Module 1.3 - Data Quality: Assessment
Roadway Completeness Comparison |
This week's laboratory assignment concluded this course's focus on data quality, more specifically in data quality comparison and assessment. I particularly enjoyed this module, as I understand how critical data accuracy is and what it could mean in terms of analysis and change making. Minor differences in data quality could mean all the difference for decisions to be made on a particular matter. For this analysis, two sets of road networks were provided (both located in Jackson County, Oregon). Whilst they appear similar from a distance, there are many important differences that were highlighted in this analysis. From a bigger picture point of view, I determined that the TIGER 2000 road network is more complete, as it has a longer total length than the Street Centerlines network. Utilizing the Calculate Geometry tool, I determined the following total road network lengths:
Street Centerlines = 10,805.8 km
TIGER Roads = 11,382.7 km
Analysis Steps
I began my analysis by adding a field to the Street Centerlines and TIGER Roads Reprojected files named ‘Length_KM.’ I used the Calculate Geometry within Attribute tool to calculate the roadway lengths in kilometers for each of these layers. Then I used the Summarize Within tool to determine the total roadway network lengths in kilometers. To narrow my data down to the grid layer only, I ran the Clip tool on both road networks and clipped them to only what exists within the grid layers. After doing this, I utilized the split tool on each road network to separate the roads by gridcode for each network. To join the data into one singular attribute table, I used the Add Join tool. I then added a field to this table that I populated with the percent difference equation to calculate the differences in roadway completeness for each grid. Length is a critical component in measuring completeness, as outlined in Haklay, M. 2010. How good is volunteered geographical information? A comparative study of OpenStreetMap and Ordnance Survey datasets. In this article, Haklay conducted a similar analysis by measuring the completeness of OpenStreetMap (OSM) and Meridian roadways, also involving reprojected roadways to match and dividing lengths by 1km grids.
Out of the total 297 grid polygons, I found that 155 of the TIGER roadways grid polygons are more complete, and 142 of the Street Centerline grid polygons are more complete.

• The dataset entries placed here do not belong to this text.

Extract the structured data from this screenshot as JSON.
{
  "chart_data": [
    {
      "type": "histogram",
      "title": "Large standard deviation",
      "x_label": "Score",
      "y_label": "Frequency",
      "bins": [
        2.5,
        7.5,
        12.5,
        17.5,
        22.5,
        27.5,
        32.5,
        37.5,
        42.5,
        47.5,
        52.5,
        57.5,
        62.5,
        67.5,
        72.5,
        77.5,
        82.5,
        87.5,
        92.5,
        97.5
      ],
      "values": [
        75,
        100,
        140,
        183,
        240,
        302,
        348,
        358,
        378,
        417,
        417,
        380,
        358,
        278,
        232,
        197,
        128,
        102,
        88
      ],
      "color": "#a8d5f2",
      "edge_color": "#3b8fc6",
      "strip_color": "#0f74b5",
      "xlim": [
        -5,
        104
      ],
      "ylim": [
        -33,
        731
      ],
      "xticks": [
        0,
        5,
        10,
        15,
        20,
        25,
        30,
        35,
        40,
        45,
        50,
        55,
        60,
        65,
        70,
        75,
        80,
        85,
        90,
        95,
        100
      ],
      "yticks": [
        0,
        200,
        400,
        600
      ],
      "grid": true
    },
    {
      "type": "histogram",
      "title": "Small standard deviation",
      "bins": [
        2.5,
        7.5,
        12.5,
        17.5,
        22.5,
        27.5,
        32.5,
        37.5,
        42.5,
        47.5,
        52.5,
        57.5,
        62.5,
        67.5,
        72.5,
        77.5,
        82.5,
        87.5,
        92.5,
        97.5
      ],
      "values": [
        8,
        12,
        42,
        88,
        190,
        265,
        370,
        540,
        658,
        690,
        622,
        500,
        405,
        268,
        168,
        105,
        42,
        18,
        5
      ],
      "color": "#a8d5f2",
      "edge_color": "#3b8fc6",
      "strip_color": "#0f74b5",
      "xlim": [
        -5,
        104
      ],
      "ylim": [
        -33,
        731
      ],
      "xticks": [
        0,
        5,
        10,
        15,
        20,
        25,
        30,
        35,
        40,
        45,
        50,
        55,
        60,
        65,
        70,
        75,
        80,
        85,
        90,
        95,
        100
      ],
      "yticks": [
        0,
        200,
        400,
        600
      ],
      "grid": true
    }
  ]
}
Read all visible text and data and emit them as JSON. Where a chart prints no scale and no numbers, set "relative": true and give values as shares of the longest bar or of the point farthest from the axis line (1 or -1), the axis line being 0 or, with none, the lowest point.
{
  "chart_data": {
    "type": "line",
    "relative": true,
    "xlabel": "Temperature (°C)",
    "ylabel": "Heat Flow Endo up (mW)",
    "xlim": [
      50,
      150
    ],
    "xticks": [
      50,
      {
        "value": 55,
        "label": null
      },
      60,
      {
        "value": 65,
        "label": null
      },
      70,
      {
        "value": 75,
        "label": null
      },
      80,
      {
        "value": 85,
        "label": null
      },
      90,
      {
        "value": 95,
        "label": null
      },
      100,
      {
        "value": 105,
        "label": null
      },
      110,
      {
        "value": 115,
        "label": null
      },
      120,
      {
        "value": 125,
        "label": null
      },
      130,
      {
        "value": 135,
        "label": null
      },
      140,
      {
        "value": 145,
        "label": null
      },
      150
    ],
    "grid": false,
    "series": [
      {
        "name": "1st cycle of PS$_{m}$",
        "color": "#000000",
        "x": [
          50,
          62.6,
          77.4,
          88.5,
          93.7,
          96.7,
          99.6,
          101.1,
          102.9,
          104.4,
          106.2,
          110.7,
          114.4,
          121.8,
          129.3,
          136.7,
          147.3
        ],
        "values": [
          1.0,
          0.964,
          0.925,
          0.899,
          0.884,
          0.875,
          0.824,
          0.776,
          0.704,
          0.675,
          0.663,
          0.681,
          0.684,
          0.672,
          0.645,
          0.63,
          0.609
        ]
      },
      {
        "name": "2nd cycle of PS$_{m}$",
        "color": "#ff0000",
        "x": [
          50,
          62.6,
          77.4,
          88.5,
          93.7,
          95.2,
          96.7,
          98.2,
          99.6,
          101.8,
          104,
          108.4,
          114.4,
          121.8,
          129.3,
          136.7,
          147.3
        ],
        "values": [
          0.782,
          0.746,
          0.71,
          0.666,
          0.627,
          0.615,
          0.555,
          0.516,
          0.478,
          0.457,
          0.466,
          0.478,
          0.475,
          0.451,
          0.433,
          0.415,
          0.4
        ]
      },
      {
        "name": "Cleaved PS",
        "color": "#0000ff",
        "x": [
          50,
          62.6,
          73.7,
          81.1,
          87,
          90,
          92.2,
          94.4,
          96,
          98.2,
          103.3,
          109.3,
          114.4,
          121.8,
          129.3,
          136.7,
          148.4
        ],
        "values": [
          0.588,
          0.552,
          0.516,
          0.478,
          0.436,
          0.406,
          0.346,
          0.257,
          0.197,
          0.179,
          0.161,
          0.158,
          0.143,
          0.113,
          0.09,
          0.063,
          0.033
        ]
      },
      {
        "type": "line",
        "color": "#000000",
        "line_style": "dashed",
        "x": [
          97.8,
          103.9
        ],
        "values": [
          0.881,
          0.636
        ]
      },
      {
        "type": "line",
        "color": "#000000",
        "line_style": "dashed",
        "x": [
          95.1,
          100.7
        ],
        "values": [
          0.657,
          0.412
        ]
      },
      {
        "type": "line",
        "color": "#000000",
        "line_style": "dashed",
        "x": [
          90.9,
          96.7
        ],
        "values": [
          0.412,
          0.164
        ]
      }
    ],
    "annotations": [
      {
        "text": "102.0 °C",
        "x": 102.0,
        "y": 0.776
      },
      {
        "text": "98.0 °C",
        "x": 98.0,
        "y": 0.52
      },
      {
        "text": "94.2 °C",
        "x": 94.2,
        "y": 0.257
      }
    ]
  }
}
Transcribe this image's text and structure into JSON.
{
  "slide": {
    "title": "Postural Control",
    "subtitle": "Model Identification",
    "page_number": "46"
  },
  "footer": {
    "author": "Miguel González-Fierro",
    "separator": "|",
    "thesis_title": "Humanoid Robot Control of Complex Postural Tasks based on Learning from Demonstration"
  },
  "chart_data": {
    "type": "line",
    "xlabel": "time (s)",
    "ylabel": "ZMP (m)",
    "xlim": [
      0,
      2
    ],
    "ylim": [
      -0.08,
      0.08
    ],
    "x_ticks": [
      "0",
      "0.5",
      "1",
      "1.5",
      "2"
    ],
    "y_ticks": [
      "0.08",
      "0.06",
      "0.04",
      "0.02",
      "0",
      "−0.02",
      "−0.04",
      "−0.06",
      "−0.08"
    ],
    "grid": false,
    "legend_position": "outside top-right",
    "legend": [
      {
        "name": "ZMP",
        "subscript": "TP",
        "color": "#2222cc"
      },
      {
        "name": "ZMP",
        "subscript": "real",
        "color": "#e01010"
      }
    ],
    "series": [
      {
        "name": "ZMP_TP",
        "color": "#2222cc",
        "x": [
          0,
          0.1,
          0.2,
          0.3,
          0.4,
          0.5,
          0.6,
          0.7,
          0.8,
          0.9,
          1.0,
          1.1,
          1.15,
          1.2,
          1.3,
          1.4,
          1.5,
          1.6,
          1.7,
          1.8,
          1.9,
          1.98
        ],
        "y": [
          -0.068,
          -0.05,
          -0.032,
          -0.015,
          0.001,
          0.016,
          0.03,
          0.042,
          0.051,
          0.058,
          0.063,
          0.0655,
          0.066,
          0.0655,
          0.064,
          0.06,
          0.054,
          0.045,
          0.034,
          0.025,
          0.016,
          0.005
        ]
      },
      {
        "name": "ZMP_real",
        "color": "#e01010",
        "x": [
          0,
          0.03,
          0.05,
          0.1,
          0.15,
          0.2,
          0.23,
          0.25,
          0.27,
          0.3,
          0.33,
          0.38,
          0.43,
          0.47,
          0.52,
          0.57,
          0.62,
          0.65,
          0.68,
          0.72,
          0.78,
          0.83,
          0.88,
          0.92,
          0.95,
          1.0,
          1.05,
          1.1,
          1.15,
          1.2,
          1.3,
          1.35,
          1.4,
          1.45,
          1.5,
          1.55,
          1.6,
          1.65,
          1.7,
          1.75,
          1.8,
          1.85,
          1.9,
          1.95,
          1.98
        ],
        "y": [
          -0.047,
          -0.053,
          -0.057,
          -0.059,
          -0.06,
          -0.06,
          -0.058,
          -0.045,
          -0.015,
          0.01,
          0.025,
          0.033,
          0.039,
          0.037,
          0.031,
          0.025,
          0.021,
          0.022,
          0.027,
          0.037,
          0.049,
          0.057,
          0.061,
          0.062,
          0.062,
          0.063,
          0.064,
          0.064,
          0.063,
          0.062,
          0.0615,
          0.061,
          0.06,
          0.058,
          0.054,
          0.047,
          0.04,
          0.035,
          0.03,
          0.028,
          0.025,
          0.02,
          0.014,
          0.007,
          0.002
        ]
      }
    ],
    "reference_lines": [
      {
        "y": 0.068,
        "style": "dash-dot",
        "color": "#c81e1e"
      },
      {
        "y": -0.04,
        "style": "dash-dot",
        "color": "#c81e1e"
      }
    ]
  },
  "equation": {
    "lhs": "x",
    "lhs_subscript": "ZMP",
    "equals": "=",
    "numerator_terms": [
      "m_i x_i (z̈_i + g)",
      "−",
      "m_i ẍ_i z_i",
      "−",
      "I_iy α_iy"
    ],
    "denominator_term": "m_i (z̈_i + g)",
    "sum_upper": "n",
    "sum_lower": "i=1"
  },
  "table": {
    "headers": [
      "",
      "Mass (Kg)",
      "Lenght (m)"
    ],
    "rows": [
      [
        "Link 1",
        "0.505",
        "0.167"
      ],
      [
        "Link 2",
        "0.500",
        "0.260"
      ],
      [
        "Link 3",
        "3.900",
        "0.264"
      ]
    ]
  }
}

This stayed true to the initial big picture view, where the TIGER 2000 road network was slightly longer than that of Street Centerlines'. I presume this to be important in terms of selecting a better quality data source for other projects and analyses. One would want to use the most up-to-date, accurate data source available over one that is lacking elements. This data quality assessment was thus important to learn and I will certainly utilize the techniques covered in this analysis when determining what data source I should use in future projects and work assignments.